Mining search engine query logs via suggestion sampling

  • Authors:
  • Ziv Bar-Yossef;Maxim Gurevich

  • Affiliations:
  • Haifa, Israel and Google Haifa Engineering Center, Israel;Haifa, Israel

  • Venue:
  • Proceedings of the VLDB Endowment
  • Year:
  • 2008

Quantified Score

Hi-index 0.00

Visualization

Abstract

Many search engines and other web applications suggest auto-completions as the user types in a query. The suggestions are generated from hidden underlying databases, such as query logs, directories, and lexicons. These databases consist of interesting and useful information, but they are typically not directly accessible. In this paper we describe two algorithms for sampling suggestions using only the public suggestion interface. One of the algorithms samples suggestions uniformly at random and the other samples suggestions proportionally to their popularity.
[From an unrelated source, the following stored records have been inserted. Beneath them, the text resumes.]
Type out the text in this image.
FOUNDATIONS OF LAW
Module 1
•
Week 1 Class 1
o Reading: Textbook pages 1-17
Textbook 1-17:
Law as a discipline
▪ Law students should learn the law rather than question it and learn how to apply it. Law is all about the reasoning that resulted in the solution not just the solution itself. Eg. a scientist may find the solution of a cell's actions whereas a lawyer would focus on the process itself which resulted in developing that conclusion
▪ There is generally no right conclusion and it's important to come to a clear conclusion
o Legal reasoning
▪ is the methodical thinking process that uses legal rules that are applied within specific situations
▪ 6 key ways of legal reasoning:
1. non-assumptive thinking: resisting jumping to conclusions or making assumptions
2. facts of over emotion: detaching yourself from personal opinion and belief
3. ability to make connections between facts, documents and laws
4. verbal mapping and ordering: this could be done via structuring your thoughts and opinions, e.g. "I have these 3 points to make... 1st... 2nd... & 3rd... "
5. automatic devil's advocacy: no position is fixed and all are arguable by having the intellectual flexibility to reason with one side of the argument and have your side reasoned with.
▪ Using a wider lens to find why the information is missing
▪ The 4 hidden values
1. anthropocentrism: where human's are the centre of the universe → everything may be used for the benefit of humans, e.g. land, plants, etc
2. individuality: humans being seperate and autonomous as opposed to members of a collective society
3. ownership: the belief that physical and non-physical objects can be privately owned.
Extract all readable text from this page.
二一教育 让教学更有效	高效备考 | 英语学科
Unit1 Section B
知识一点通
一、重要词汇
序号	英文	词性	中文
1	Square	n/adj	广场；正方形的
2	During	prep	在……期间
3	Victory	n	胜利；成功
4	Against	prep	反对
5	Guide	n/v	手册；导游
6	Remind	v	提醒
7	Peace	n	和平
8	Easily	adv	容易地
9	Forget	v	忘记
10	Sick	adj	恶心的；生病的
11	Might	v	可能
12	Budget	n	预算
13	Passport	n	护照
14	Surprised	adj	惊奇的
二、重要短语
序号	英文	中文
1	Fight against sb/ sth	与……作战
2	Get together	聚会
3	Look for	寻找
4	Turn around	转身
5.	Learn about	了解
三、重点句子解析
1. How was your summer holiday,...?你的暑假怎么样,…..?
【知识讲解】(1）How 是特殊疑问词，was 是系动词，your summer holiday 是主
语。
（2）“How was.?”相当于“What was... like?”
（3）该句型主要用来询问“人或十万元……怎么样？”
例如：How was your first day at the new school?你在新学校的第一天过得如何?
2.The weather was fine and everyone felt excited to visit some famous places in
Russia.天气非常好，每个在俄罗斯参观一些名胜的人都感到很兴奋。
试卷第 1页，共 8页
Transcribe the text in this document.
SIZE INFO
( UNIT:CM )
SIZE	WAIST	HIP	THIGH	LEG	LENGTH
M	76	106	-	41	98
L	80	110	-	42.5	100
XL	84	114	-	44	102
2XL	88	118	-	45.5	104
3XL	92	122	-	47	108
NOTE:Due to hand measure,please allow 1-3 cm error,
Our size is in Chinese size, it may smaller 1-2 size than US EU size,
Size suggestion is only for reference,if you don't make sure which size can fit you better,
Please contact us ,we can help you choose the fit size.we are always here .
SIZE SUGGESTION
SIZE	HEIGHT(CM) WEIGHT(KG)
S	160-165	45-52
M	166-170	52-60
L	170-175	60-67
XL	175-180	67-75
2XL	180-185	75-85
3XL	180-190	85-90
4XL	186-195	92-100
These algorithms can be used to mine the hidden suggestion databases. Example applications include comparison of popularity of given keywords within a search engine's query log, estimation of the volume of commercially-oriented queries in a query log, and evaluation of the extent to which a search engine exposes its users to negative content. Our algorithms employ Monte Carlo methods in order to obtain unbiased samples from the suggestion database. Empirical analysis using a publicly available query log demonstrates that our algorithms are efficient and accurate. Results of experiments on two major suggestion services are also provided.